Chapitre III
 
     
 
Épisode 008
 
     
 

Le bar était bondé. Jérôme secoua son parapluie et le laissa à l’entrée. Ses yeux avaient de la peine à percer cet espace sombre et enfumé. Il slalomait autour des tables saluant des connaissances au passage. Arrivé au comptoir, il se hissa sur un tabouret légèrement en retrait des autres. Jérôme commanda une bière. Il crevait de soif. Après la première chope, il se sentit mieux. Après la deuxième, il se sentit bien. La musique devenait supportable, la fumée aussi. Un seul désagrément. Il avait besoin de pisser. D’abord, il essaya de penser à autre chose, mais sa vessie lui envoyait des signaux pressants. Et ici, les toilettes étaient à l’extérieur du bar, dans un infâme cabanon qui puait la veille pisse. Jérôme se leva à contrecour et se dirigea vers la porte du fond.

Plus tard, il racontera aux flics qu’il y a comme un trou noir dans sa tête. Oui, il se souvient être sorti par la porte du fond, avoir traversé la minuscule ruelle qui jouxte le bar et avoir ouvert la porte du cabanon. Non, c’est faux. En fait, la porte était fermée à clé. Comme il ne pouvait plus se retenir, il s’est planqué derrière le cabanon pour pisser. Son agresseur a dû en profiter pour se glisser derrière lui. Jérôme ne se rappelle pas avoir refermé sa braguette, mais il sent encore le parfum lourd de l’homme. Une odeur écourante, mélange humide d’eau de toilette et de graillon.

***

Lorsqu’ils arrivèrent à l’hôpital, les parents de Jérôme furent reçus par le médecin de garde des urgences. Il leur raconta les circonstances de l’agression en précisant que la police s’occupait de l’affaire, que le coupable serait puni. Mais la mère l’interrompit.

- Docteur, comment va Jérôme ?

Le jeune médecin se sentait démuni devant ce couple qui allait peut-être perdre son fils unique. Il n’était pas formé pour annoncer des mauvaises nouvelles aux parents de ses patients, il avait choisi la médecine pour sauver des vies, pas pour anticiper des morts.

- Il a reçu de nombreux coups au visage, dans le bas ventre et dans la région lombaire. Fractures du nez et de la mâchoire, arcade sourcilière éclatée, contusions multiples.

Il hésita et décida de taire la probable hémorragie interne et le risque de paralysie suite aux lésions lombaires.

- Mais, il va s’en sortir, n’est-ce pas Docteur ?

Il fut surpris que ce soit le père qui pose la question. Le vieil homme était sorti de sa torpeur et pressait nerveusement la main de sa femme.

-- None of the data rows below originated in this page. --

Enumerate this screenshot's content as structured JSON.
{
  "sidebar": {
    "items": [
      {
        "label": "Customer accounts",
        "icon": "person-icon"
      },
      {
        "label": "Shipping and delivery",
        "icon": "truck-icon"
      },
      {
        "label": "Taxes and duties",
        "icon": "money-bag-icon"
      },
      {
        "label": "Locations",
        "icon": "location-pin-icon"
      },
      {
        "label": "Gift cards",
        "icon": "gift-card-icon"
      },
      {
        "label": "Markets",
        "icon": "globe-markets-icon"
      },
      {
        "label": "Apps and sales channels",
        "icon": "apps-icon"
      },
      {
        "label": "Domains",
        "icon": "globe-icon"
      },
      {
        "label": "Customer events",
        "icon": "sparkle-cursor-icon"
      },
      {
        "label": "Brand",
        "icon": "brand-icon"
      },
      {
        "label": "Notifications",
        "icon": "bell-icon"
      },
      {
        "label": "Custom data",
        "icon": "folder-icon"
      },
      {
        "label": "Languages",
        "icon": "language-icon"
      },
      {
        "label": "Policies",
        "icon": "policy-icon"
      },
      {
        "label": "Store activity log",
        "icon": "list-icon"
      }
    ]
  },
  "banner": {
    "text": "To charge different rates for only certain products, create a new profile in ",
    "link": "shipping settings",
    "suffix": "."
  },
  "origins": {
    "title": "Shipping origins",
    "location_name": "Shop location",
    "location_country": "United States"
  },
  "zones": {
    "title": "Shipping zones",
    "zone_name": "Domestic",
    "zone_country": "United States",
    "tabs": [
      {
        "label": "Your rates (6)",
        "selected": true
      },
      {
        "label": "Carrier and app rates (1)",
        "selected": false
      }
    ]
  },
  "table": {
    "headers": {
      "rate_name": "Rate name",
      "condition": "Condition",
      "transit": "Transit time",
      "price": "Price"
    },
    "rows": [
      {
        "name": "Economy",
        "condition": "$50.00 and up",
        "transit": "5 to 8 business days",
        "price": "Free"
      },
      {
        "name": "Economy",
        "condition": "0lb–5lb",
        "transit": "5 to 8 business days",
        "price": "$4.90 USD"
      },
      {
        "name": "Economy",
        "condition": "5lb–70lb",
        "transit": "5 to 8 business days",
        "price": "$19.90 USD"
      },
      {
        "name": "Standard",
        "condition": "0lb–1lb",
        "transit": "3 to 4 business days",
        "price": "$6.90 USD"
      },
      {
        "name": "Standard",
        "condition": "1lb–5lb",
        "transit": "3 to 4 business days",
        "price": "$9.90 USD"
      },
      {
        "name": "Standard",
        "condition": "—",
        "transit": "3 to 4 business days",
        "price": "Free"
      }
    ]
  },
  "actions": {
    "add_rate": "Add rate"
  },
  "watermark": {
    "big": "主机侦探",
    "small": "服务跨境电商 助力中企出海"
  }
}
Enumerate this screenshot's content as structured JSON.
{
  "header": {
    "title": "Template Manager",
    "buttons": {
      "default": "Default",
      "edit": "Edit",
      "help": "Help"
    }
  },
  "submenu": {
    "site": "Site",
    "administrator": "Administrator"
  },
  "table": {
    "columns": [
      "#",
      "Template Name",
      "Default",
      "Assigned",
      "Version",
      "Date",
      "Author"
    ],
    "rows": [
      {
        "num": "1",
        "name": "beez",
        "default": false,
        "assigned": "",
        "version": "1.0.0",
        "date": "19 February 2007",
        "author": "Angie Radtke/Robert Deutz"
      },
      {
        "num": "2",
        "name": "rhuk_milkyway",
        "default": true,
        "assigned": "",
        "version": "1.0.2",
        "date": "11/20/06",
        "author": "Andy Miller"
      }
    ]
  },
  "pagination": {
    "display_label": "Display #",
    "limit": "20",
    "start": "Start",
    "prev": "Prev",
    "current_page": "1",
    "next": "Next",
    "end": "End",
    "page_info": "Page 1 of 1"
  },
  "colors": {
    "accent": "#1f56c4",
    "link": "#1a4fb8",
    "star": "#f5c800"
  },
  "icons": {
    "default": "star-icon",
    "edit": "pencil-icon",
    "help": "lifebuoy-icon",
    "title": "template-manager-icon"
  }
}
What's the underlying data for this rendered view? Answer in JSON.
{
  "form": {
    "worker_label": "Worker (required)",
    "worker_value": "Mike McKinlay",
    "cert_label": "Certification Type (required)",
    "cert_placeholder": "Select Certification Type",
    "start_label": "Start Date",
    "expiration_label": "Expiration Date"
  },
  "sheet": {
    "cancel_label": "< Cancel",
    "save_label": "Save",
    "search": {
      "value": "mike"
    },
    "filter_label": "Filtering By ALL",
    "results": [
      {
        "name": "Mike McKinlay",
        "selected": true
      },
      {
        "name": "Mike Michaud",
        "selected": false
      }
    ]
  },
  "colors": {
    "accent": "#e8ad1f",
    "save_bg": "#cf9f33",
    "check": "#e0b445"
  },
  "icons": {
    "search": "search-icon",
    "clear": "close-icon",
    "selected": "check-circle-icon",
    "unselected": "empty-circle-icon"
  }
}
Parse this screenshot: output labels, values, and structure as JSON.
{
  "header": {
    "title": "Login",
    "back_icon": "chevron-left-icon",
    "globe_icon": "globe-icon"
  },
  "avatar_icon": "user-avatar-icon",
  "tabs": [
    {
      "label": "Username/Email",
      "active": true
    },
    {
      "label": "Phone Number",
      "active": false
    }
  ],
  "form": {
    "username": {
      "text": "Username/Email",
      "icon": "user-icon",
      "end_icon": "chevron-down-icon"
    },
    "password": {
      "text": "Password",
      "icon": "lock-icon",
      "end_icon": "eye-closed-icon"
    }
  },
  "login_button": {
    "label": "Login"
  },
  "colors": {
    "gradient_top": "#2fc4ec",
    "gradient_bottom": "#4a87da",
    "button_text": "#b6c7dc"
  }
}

- Pour le moment, son état est stationnaire. Nous surveillons attentivement le risque d’hémorragie interne.

Le père se rapprocha du jeune médecin et lui dit :

- Docteur, Jérôme est notre fils unique. Sa mère l’a toujours accepté tel qu’il est, et elle a eu raison. Moi, je l’ai rejeté sans chercher à comprendre ses choix. Ces dix dernières années sont définitivement gâchées, mais je vais me racheter dans les prochaines. Alors Docteur, vous allez mettre la grosse machine médicale en branle et vous allez le sauver.

Le médecin soutint le regard du père dans lequel brillait une flamme de vie.

- Sa convalescence sera longue, il aura besoin de vous.

- Nous sommes là.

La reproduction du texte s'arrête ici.